Militantes y balas
03/02/2015 - Miguel Olarte / @olartemiguel
POCAS COSAS ME causan más intranquilidad que un autobús cargado de militantes. Y si son un par de cientos de autobuses, en hilera con destino a un objetivo común en lo universal, tiemblo. Con los militantes me pasa como a un amigo mío, acostumbrado a las armas, con las balas: no le dan miedo, lo que le asusta es la velocidad a la que vienen. Los militantes en una manifestación son un poco como una bala en la recámara, se te disparan en un pie a poco que te descuides.
Quizás por eso nunca he sido muy de expresiones masivas de fidelidades inquebrantables. Bueno, nunca he sido inquebrantable en general, más bien al contrario, soy de natural quebradizo. Aún así, sé reconocer el valor de una demostración de amor al líder del tamaño de la que organizó Podemos ayer en Madrid. Algo tiene que querer decir, aunque sigo sin saber qué.
Hasta ahora me había ido resistiendo a escribir sobre Podemos, sin mucho esfuerzo porque tampoco sabía qué decir. No por escéptico, sino por ateo, porque en general voy tan justito de fe como de entusiasmo. Tampoco es que ahora lo tenga claro.
Sigo pensando en Podemos más como en un estado de ánimo que como en un partido político, y los estados de ánimo son caprichosos y cambiantes por definición, salvo cuando se encasquillan, como las balas o los militantes, y acaban con un tratamiento de choque en la unidad de agudos de algún psiquiátrico. Prefiero esperar a que se estabilice, sea por prudencia o por puro ventajismo.

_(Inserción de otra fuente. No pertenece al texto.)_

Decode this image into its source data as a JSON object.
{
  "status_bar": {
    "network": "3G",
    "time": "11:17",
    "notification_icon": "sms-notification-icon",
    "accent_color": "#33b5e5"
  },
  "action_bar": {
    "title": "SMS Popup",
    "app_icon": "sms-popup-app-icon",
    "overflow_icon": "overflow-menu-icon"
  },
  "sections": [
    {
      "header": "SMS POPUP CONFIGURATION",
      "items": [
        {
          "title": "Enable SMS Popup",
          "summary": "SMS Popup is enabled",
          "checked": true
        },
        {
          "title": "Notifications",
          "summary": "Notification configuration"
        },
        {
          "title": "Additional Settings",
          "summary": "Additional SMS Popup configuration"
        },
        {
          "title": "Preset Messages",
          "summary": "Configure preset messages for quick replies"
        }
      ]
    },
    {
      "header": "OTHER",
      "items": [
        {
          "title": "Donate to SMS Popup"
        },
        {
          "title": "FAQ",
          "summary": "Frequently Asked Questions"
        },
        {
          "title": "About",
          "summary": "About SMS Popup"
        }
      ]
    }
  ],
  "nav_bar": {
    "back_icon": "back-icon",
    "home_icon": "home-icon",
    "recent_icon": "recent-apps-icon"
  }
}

Ayer al lado de una pancarta que reclamaba una «renta básica universal» leí otra de «no al pantano de Biscarrués», y yo no doy para tanto.
No es que me preocupe la indefinición de sus propuestas más que la indefinición del resto de fuerzas, con la agravante de que estas además arrastran un largo historial de incumplimientos sistemáticos, es que me pasa como a la democracia española, que me he instalado en la pereza y a ratos me encuentro cómodo. Acostumbrado al esfuerzo mínimo de depositar cada cuatro años mi voto como si fuera un cheque en blanco, tanto entusiasmo me abruma.
Este país ha realizado muchos esfuerzos durante años para dotarnos de una democracia que nos garantice que no tendremos mejores gobernantes que los que nos merecemos. Y ahora se juntan un montón de miles de radicales con ideas como que la soberanía reside en el pueblo o que los ciudadanos puede cambiar la realidad si luchan por sus derechos. Es un camino peligroso, si permitimos que nos reclamen acción y compromiso, ¿qué sera lo siguiente, que cacemos nuestra propia comida?
Yo desconfío, algo raro tienen que esconder tantas ilusiones renovadas. Rajoy, avispado analista, los despreciaba a la misma hora que ellos reventaban la Puerta del Sol: son una simple moda que durará poco tiempo, ha sentenciado. Me parece que Pedro Sánchez también ha dicho algo al respecto, pero, la verdad, no le he prestado atención.
A lo mejor tiene razón y es una simple moda. De momento, los políticos de verdad, los nuestros, ya están señalando sus currículos inflados, sus desgravaciones opacas y sus incompatibilidades laborales. «Véis», braman, «van de honestos y honrados, de caballeros contra la corrupción, pero son iguales que nosotros». Pues eso.
Yo no tengo ni idea de qué va a pasar y dónde terminará esto. Pero tengo una idea bastante formada sobre de dónde venimos y qué está pasando ahora. De entrada, por aquello del ateísmo, no espero gran cosa de Podemos, entre otras cosas porque creo que buena parte del bien que le podía hacer a nuestra sociedad ya se lo ha hecho. Aunque esta movilización ciudadana, este entusiasmo compartido no recaude al final los concejales y los diputados que los nuevos apóstoles han prometido, es muy probable que ya nada sea igual en esta democracia perezosa y quebradiza.
Solo por ver que el miedo ha cambiado de bando, que siquiera por un momento son los que nos han traído hasta aquí los que temen perderlo todo, ha merecido la pena. Lo que venga, será por añadidura.
Hasta es probable que lo que venga no sea nada, o menos de lo esperado, como siempre. Pero si yo fuera Rajoy, o Sánchez, o Díaz, o Montoro, o cualquier otro de ellos, comenzaría a tratarlos con el mismo respeto que a una bala, aunque solo sea por la velocidad a la que vienen.